Traditional triple-modality therapy for breast cancer also works for a rare form of the disease -- inflammatory breast cancer -- resulting in a 95.5% five-year survival rate with no local recurrence, according to a study presented at the American Society of Breast Surgeons (ASBrS) annual meeting in Las Vegas.
Inflammatory breast cancer is highly aggressive and represents only about 1% to 2% of all breast cancers diagnosed yearly in the U.S., according to researchers from MD Anderson Cancer Center in Houston. It does not usually present with a lump, but rather with redness, swelling, and dimpling of the breast skin.
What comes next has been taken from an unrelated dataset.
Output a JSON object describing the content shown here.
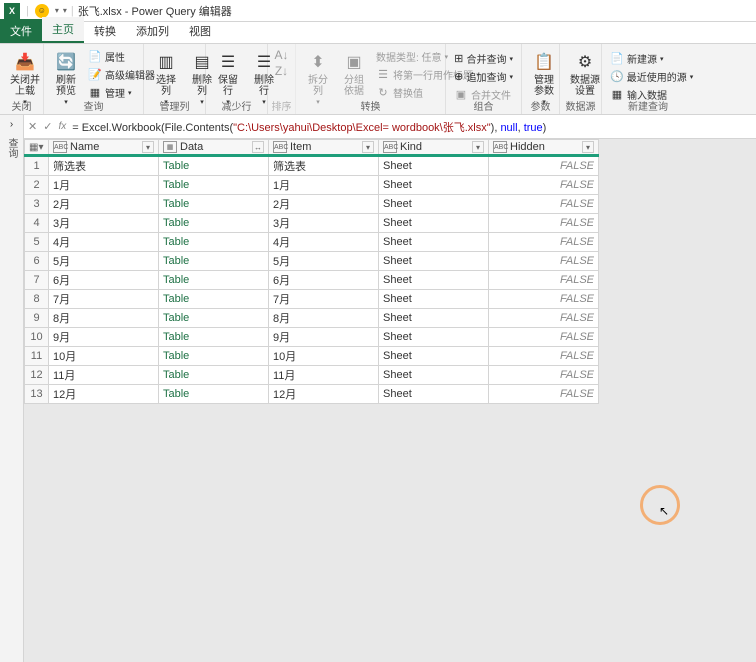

Lead researcher Dr. Kelly Rosso and colleagues examined the effectiveness of therapy on 114 women with inflammatory breast cancer who were treated between 2007 and 2016. All were treated with chemotherapy prior to mastectomy and postsurgical radiation.
On post-treatment pathology reports, 113 patients had clear margins with no disease remaining at mastectomy tissue edges, the group found. Four women had close margins, with cancer close to but not touching their mastectomy edges, and one patient had positive final margins with cancer cells at the mastectomy surgical edge. The patient with positive margins had a recurrence in the axillary lymph nodes, but no patient with close margins had a recurrence.
"Research on inflammatory breast cancer is limited, and this study is important because local reappearance of the disease on the chest wall or in the lymph node basins is extremely difficult to treat," Russo said in a statement released by the ASBrS.